En las palabras está el amigo de papá al que mataron en un asalto, y la amiga secuestrada de mamá que hallaron en pedazos junto a la carretera. Sin razón. Y las novias, enamoradas o no de mí que me abrieron el corazón con el sufrimiento que no compartí y al que no supe corresponder. Estoy yo mismo, en toda mi asquerosa complicidad de actor y espectador en el drama del sufrimiento y del dolor. Mis manos en dos, tres, mil golpes necesarios y sin sentido alguno. Soy yo con la conciencia de haber estado de ambos lados, torturador y testigo. Nunca herido. Y con heridas que a pesar de todo desestimo al compararlas neciamente con las ajenas, y causadas o no por mí.
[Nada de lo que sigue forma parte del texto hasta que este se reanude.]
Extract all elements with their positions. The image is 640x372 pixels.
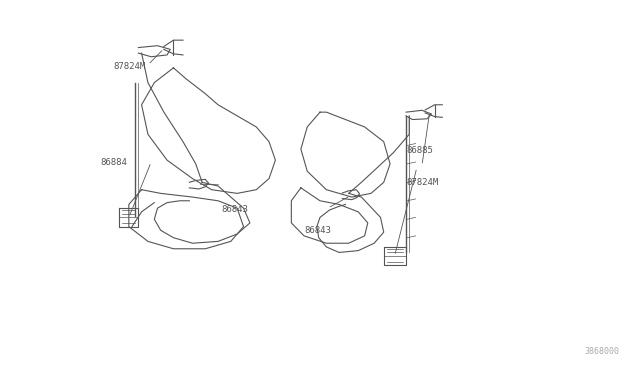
Text: 86885: 86885	[406, 147, 433, 155]
Text: 3868000: 3868000	[584, 347, 620, 356]
Text: 87824M: 87824M	[113, 61, 145, 71]
Text: 86843: 86843	[221, 205, 248, 215]
Text: 87824M: 87824M	[406, 178, 438, 187]
Text: 86843: 86843	[304, 226, 331, 235]
Text: 86884: 86884	[100, 157, 127, 167]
Soy yo buscando paz o penitencia, a veces son lo mismo. Hoy me di cuenta, no es que lleve tres años sin escribir porque no tenga ideas o porque no sepa cómo sigue la historia. Es porque a veces me falta valor para sacar de mí las palabras y el dolor y los malos entendidos. No sé cuánto tiempo más me tome terminar la novela; cada vez que, como hoy, me pongo a escribir, me prometo que acabaré de una buena vez. Pero la memoria y las sombras terminan por acobardarme. Por lo menos, insisto, escribo honestamente. Quizá eso no sea una virtud, pero es una fe que me consuela. En ausencia de otra fe, acaso sea suficiente.
 
Hoy entendí que no habrá respuesta, que san Kant no escuchará mis ruegos. Que el juicio no sabrá conciliar la necesidad física con la necesidad moral. Que el prometido reino de los fines es mentira. Habrá silencio al final, ese lento disolverse en la nada que, por Dostoyevski, le da nombre a la novela. Entregar pedazo a pedazo, perderlo todo hasta que ya no quede nada. Esa es la esperanza que morbosamente convive con el deseo de que la publiquen y al fin me pueda tratar de novelista. Que al fin me lean muchos y ojalá me entienda ninguno. Sin puntos medios el dolor ni la ambición. Sin condiciones ni transigencias. Al final es un acto tan absurdo que termino por odiarme. Pero algún día he de terminar la porque la he empezado. Y porque se lo debo a todas las personas cuyo dolor está ahí, transmutado por alquimia de ficción en una historia. Se los debo porque no supe ser mejor. Por lo menos que me duela a mi también. Y que me duela cuando las páginas ardan y se pierdan para siempre. Porque publicar esa novela sería traición. Sería un poco como la labor despreciable del editor que hizo del diario de Anna Frank, algo que fuera legible desde la literatura. Una historia que leen los niños. Hay que terminar y luego borrarlo todo. Quemar las páginas. Porque contar la historia y corregir para otros oídos la intimidad del sufrimiento ajeno es siempre una traición. Eso, traicionar nos hace humanos. Eso es humanidad. La asquerosa traición del espectáculo. Eso es mi novela. No sé si es humanidad. Pero es lo que pienso de la humanidad.